Friday, March 30, 2007

Heard about this news on Ynet this morning:

Teddy Kollek, the legendary mayor of Jerusalem, lent a hand to the British authorities in their 1940s crackdown against right-wing underground movements that sought to drive the British out of Palestine, secret MI5 documents have shown.

Teddy was indeed a legendary mayor. He was Jerusalem. Patron of the Arts and actively engaged in consolidating the "Greater Jerusalem" concept. I never liked him. He was a snob of the first order. But he was also a Zionist who cared deeply about Israel.

This news is only a rubber stamp for what has always been known about this period of coallboration between the Jewish Agency and the British Mandate administration, labelled as the "Saison". There are no squeaky clean moral heros in this tale. Just leaders, deeply concerned about the future State of Israel doing some pragmatic thinking.

Here is what Wikipaedia has to say:

"The extremist Lehi group assassinated Lord Moyne in Cairo 1944. The two assassins, Eliyahu Hakim and Eliyahu Beit-Zouri were captured and executed. Though the Irgun joined the Jewish community of Palestine in condemning the murder, the Zionist leadership demanded that both separatist underground movements immediately disband. The Irgun refused. The Haganah initiated what is known as the Saison "The Hunting Season", in which it attempted to paralyze Irgun activity by arresting its members and turning them over to the British. Though many captured Irgun members were tortured, and some deported and even executed, Menachem Begin forbid them to fight the Haganah forces. The Irgun's costly determination to place the concern for national unity over the concern for its fighting ability or even the safety of its members gradually raised sympathies for the marginalized group, and serious disputes within the Haganah command. All in all, over 1000 members of the Irgun and Lechi were arrested and interred in British camps during the Saison. Several hundred were deported to camps in Kenya and Eritrea. "

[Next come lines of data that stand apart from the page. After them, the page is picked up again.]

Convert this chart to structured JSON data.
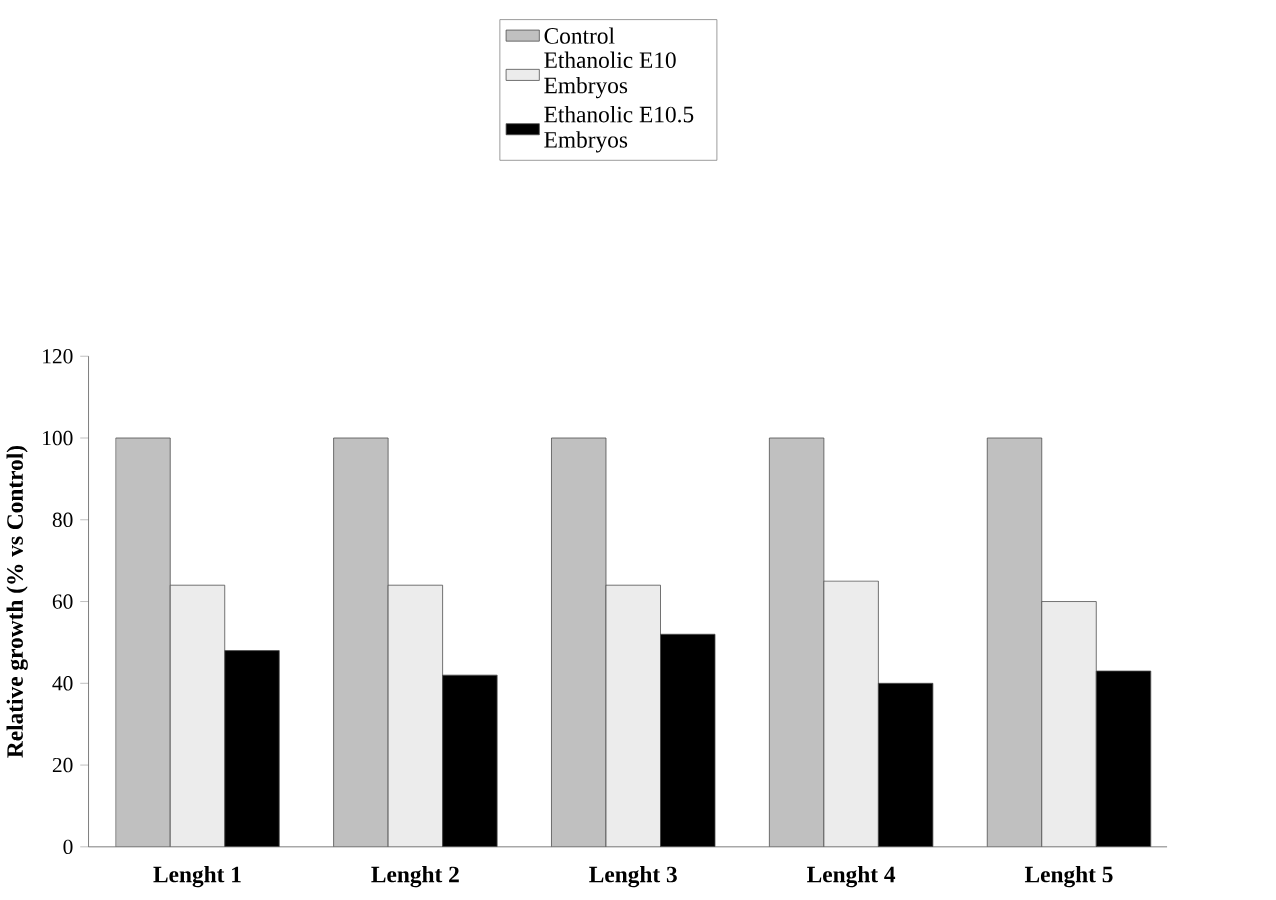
{
  "chart_data": {
    "type": "bar",
    "ylabel": "Relative growth (% vs Control)",
    "categories": [
      "Lenght 1",
      "Lenght 2",
      "Lenght 3",
      "Lenght 4",
      "Lenght 5"
    ],
    "series": [
      {
        "name": "Control",
        "color": "#c0c0c0",
        "values": [
          100,
          100,
          100,
          100,
          100
        ]
      },
      {
        "name": "Ethanolic E10 Embryos",
        "color": "#ececec",
        "values": [
          64,
          64,
          64,
          65,
          60
        ]
      },
      {
        "name": "Ethanolic E10.5 Embryos",
        "color": "#000000",
        "values": [
          48,
          42,
          52,
          40,
          43
        ]
      }
    ],
    "ylim": [
      0,
      120
    ],
    "yticks": [
      0,
      20,
      40,
      60,
      80,
      100,
      120
    ],
    "legend": "top"
  }
}
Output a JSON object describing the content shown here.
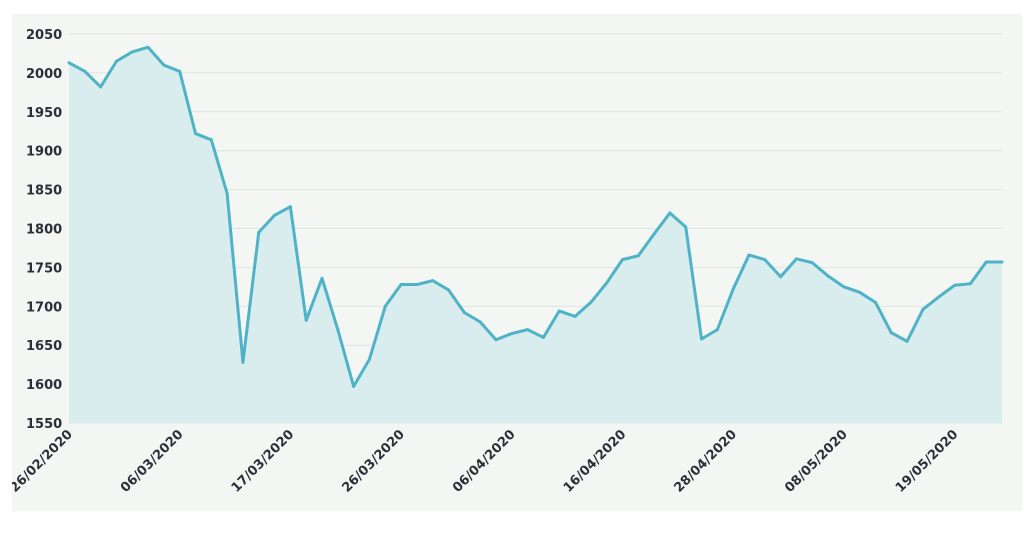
{
  "chart_data": {
    "type": "area",
    "title": "",
    "xlabel": "",
    "ylabel": "",
    "ylim": [
      1550,
      2050
    ],
    "yticks": [
      1550,
      1600,
      1650,
      1700,
      1750,
      1800,
      1850,
      1900,
      1950,
      2000,
      2050
    ],
    "xtick_labels": [
      "26/02/2020",
      "06/03/2020",
      "17/03/2020",
      "26/03/2020",
      "06/04/2020",
      "16/04/2020",
      "28/04/2020",
      "08/05/2020",
      "19/05/2020"
    ],
    "xtick_indices": [
      0,
      7,
      14,
      21,
      28,
      35,
      42,
      49,
      56
    ],
    "grid": true,
    "legend": "none",
    "colors": {
      "line": "#4fb3c8",
      "fill": "#d9ecee",
      "background": "#f4f6f3"
    },
    "series": [
      {
        "values": [
          2013,
          2002,
          1982,
          2015,
          2027,
          2033,
          2010,
          2002,
          1922,
          1914,
          1845,
          1628,
          1795,
          1817,
          1828,
          1682,
          1736,
          1670,
          1597,
          1632,
          1700,
          1728,
          1728,
          1733,
          1721,
          1692,
          1680,
          1657,
          1665,
          1670,
          1660,
          1694,
          1687,
          1705,
          1730,
          1760,
          1765,
          1793,
          1820,
          1802,
          1658,
          1670,
          1722,
          1766,
          1760,
          1738,
          1761,
          1756,
          1739,
          1725,
          1718,
          1705,
          1666,
          1655,
          1696,
          1712,
          1727,
          1729,
          1757,
          1757
        ]
      }
    ]
  }
}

Of course there is a great pain in the memory of that time. The Irgun thinking short-term (removing the Brits from Mandate Palestine) and the more conservative socialist leadership (funny combination that, isn't it?) worrying about the future international status of the State-to-be and its need for allies, if it wants to function as a nation among the nations.

So what the news does is nothing new except provide a name, an icon, to a policy during a time of great emotional upheaval and moral ambiguity. We must not forget the the years of the saison roughly correspond to the years of the Holocaust. The Yishuv's main concern was to bring about a change in British policy of prohibiting Jewish immigration. It could be seen as a policy of appeasement but its motivation must not be in doubt here.

And I'm not even sure the policy has not paid off, eventually. After all, Britain to this day, does not seem to hold the less salutary aspects of Israel's birth pains against it. Of all European countries, Britain is still Israel's best friend, second only to the US.